As well, he adds, about 90 per cent of investment globally in electrical power systems is for renewable projects.

The problem is that not enough of that investment is happening in Canada, Mr. Thomas says. “If we don’t act soon, we will be left behind, and arguably that’s already happening because we’re bogged down by the politics of oil and gas.”

Yet the glass is arguably more than half-full for Canada on its journey toward net zero. As the IISD report notes, 82 per cent of Canada’s electricity grid is supported by non-emitting sources. Most is hydroelectric power, resulting from large public projects that today provide low-cost reliable electricity.

But large-scale projects take decades to complete, says Grant Arnold, president and chief executive officer of BluEarth Renewables in Calgary.

“To quickly scale up to a 100-per-cent clean grid, we’re going to need more wind and solar because we cannot build those massive projects quickly enough,” he says, pointing to BC Hydro’s Site C dam, a massive project under development for decades and still not complete.

Renewable projects’ timelines are measured in years, not decades, Mr. Arnold adds. BluEarth should know, having developed and operated wind, solar, battery storage and small-scale hydroelectric projects in North America for about a decade.

Most importantly, over that span, renewables’ fast growth has led to their costs falling dramatically. “Wind and solar are now the cheapest forms of new energy,” he says, pointing to a 2021 report by Equinor, also cited in the IISD study.

In turn, Canada has seen a recent boom in renewables, Mr. Arnold says. Last year, newly completed renewable projects added 1.8 gigawatts (GW) to Canada’s energy, enough to power about 1.6 million homes for one year, up from 1 GW in 2021, Canadian Renewable Energy Association data show. At the end of 2022, Canada had more than 19 GW of installed renewable energy capacity.

“It is growing at an impressive rate, but we still have quite a bit of work to do,” says Vittoria Bellissimo, president and CEO of the Canadian Renewable Energy Association, also based in Calgary.

While the electrical grid – outside of Alberta and Saskatchewan – is mostly non-emitting, oil and gas still make up 76 per cent of Canada’s energy end use, given these are essential inputs for transportation, industry and heating.

Electrification, as well as geothermal energy for heating and cooling buildings, can and must replace most of fossil fuels’ share, she says. “But we need to accelerate renewables at a pace we haven’t seen.”

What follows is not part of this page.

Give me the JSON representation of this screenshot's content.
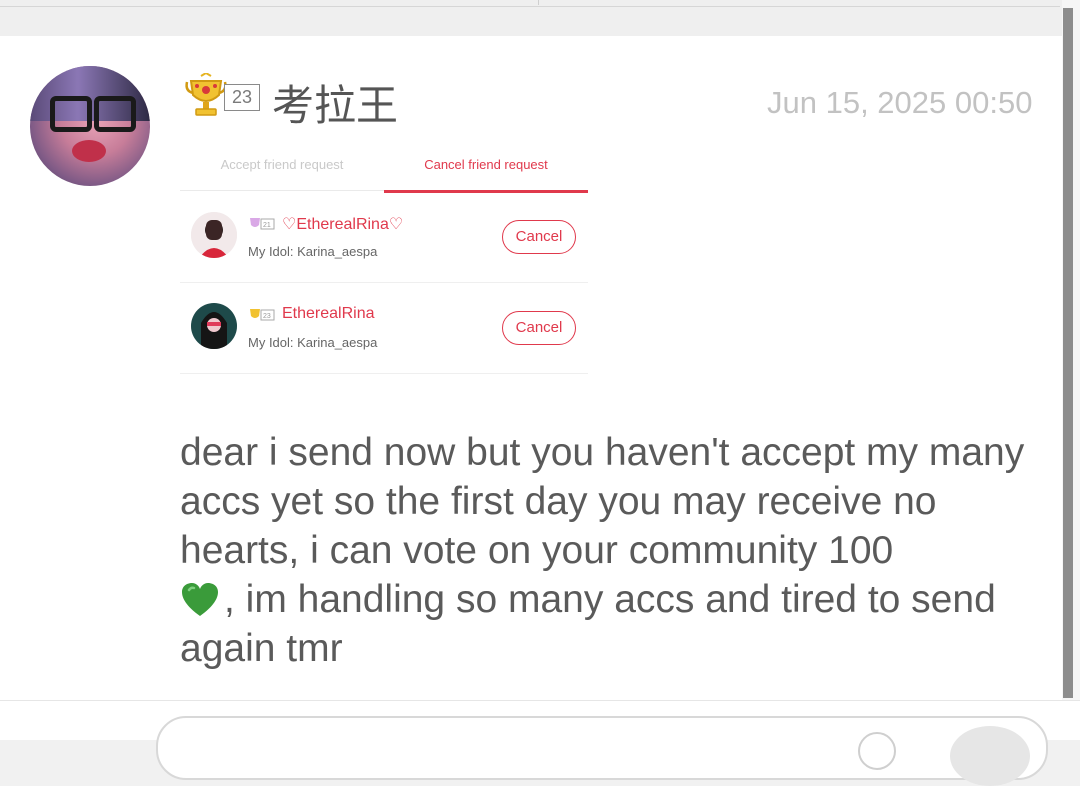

That will not be easy given that Canada’s grid capacity must expand between 2.2 to 3.4 times its current capacity, essentially about five gigawatts of new capacity annually until 2050, Canadian Renewable Energy Association research shows.

So far, Canada’s two largest oil and gas-producing provinces – Alberta and Saskatchewan – have actually led the country in growth, accounting for 98 per cent of new renewable capacity added last year, the David Suzuki Foundation’s Mr. Thomas says.

“They’re already leaders,” he says, noting the provinces otherwise generate electricity from natural gas, or, in Saskatchewan, coal.

Again, renewable energy’s increasingly low cost compared with fossil-fuel-derived electricity, especially in Alberta, is “because there is an open electricity market,” Ms. Bellissimo adds.

Yet that growth was put on hold recently.

In August, Alberta’s United Conservative Party government announced that approvals of all new renewable projects would be paused for six months to review various concerns, including their impact on rural and agricultural land.

The announcement came shortly before the federal Liberal government unveiled its Clean Electricity Regulations framework to make Canada’s electrical grid net zero by 2035, which Alberta Premier Danielle Smith has criticized as unrealistic.

“We’re at a particularly political moment right now around energy,” Ms. Dusyk notes.

However, the winds of change are blowing increasingly in a favourable direction for renewables, both politically and economically.

“Regardless of what happens in Canada, the world is transitioning away from fossil fuels,” she says.

“That has largely been prompted by climate-change policies, but it’s also because renewables are increasingly cheaper than other energy, and that is really a tipping point.”